Kyle Feiner
3 min readSep 18, 2022

STOP! Don’t Use Big Data

Big Data has garnered quite a lot of attention in recent years and rightfully so. Big Data, the tools around it, and advanced analytics can take historical data and give you an almost magical portal into valuable insights. Simply put, you can use descriptive and predictive analytics to super charge your organization. However, there are many instances where Big Data does not apply and should not be considered.

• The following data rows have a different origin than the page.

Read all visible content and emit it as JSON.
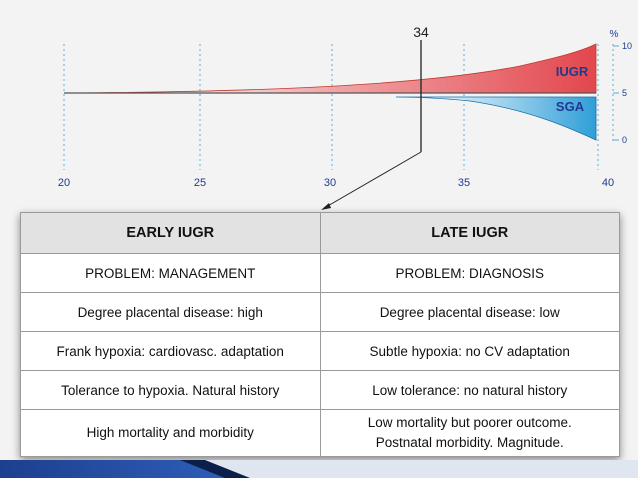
{
  "diagram": {
    "marker_label": "34",
    "x_ticks": [
      "20",
      "25",
      "30",
      "35",
      "40"
    ],
    "right_axis_unit": "%",
    "right_axis_ticks": [
      "10",
      "5",
      "0"
    ],
    "upper_region_label": "IUGR",
    "lower_region_label": "SGA",
    "colors": {
      "iugr": "#e2474d",
      "sga": "#2f9fd8",
      "label_text": "#1f3a8f",
      "grid": "#5aaed8"
    }
  },
  "table": {
    "headers": [
      "EARLY IUGR",
      "LATE IUGR"
    ],
    "rows": [
      [
        "PROBLEM: MANAGEMENT",
        "PROBLEM: DIAGNOSIS"
      ],
      [
        "Degree placental disease: high",
        "Degree placental disease: low"
      ],
      [
        "Frank hypoxia: cardiovasc. adaptation",
        "Subtle hypoxia: no CV adaptation"
      ],
      [
        "Tolerance to hypoxia. Natural history",
        "Low tolerance: no natural history"
      ]
    ],
    "last_row": {
      "left": "High mortality and morbidity",
      "right_line1": "Low mortality but poorer outcome.",
      "right_line2": "Postnatal morbidity. Magnitude."
    }
  }
}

The first item for consideration is your budget. If you have a small budget, you may not be able to afford to setup a Big Data architecture. For example, a Hadoop cluster may utilize many computers to handle the processing power required for a Big Data hub. As well, you will need to account for specialists that can understand a command line interface to manipulate the files in the Hadoop Distributed File System. Furthermore, the data lake could potentially have many different formats such as JSON, XML and CSV that will all need to be addressed by highly paid professionals. Typically, a systems administrator will be on the payroll just to maintain the Hadoop ecosystem alone. This does not take into consideration the systems downstream of the Hadoop platform that will handle data science, machine learning and any other OLAP systems that could be used to store and gather insight.

Another reason that Big Data is not the right concept for your organization is the type of goal you have in mind for your organization. If a non-profit organization needs a back end for its transactional systems with ACID compliance, Big Data will not be your top priority. In fact, tools like Hadoop will not give you the level of transactional consistency that you would need to support your front end due to the nature of the file system approach. Even though Hadoop is highly scalable for analyzing large datasets, it would not give proper transactional accountability that a transactional database such as Oracle or SQL Server excels at.

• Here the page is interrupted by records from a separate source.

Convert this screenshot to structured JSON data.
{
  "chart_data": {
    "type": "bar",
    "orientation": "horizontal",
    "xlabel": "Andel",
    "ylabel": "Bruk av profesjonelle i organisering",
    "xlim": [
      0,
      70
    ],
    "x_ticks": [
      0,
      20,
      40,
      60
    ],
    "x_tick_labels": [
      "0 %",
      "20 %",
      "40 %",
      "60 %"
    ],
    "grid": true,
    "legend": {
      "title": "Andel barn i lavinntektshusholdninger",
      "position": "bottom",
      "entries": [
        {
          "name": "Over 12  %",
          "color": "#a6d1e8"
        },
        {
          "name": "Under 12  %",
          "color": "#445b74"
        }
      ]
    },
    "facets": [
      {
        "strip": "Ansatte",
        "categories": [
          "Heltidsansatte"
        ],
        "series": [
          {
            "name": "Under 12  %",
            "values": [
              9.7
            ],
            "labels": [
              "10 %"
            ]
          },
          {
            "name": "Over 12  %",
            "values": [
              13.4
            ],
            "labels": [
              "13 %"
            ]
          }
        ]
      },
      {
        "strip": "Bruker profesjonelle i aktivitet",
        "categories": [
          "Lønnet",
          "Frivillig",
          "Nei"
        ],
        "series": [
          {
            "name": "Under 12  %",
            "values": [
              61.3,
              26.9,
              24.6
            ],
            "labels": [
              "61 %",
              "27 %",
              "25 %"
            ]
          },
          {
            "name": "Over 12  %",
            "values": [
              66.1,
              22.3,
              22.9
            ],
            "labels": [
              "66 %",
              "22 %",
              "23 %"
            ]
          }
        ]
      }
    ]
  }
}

Lastly, Big Data is great for exactly what the name describes. However, if your organization has a low volume of data, there would be no need for a Big Data environment to run analysis on large datasets because they simply do not exist. In some cases, a simple and well-thought-out spreadsheet can be the exact data tool that is called for. In fact, it would be overkill to suggest that an organization setup a data model, pay skilled engineers, database administrators, data architects, business analysts, business intelligence developers, and data analysts to tackle something that can easily be put into a spreadsheet. In most industries, spreadsheets can be a classic tool to capture and share information. In fact, that data can be exported in comma-separated value formats so that reporting interfaces can give descriptive analytics if necessary. This is assuming that the data has some validation checks and macros in the spreadsheet itself.

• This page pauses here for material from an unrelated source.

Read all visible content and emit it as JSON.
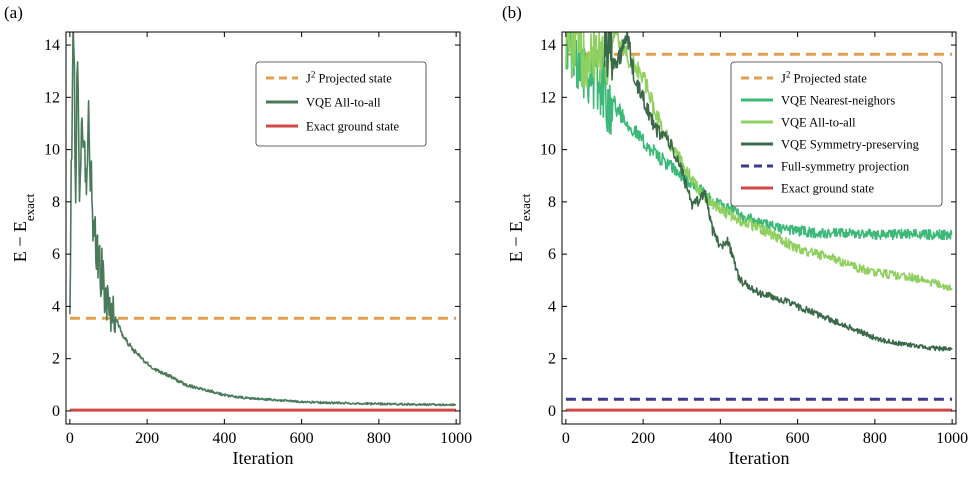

To sum up, Big Data and the tools that orbit it can be a powerful way to make use of your industrial data and turn it into insight that can offer a look into the present and future of the organization. Descriptive analytics can be useful in dashboarding to give a broken out or rolled up view of useful metrics. Prescriptive analytics will utilize machine learning to offer up a precise recommendation for how to govern decision-making. However, sometimes the insights to be gained don’t justify the cost of tools and people for running a modern Big Data architecture.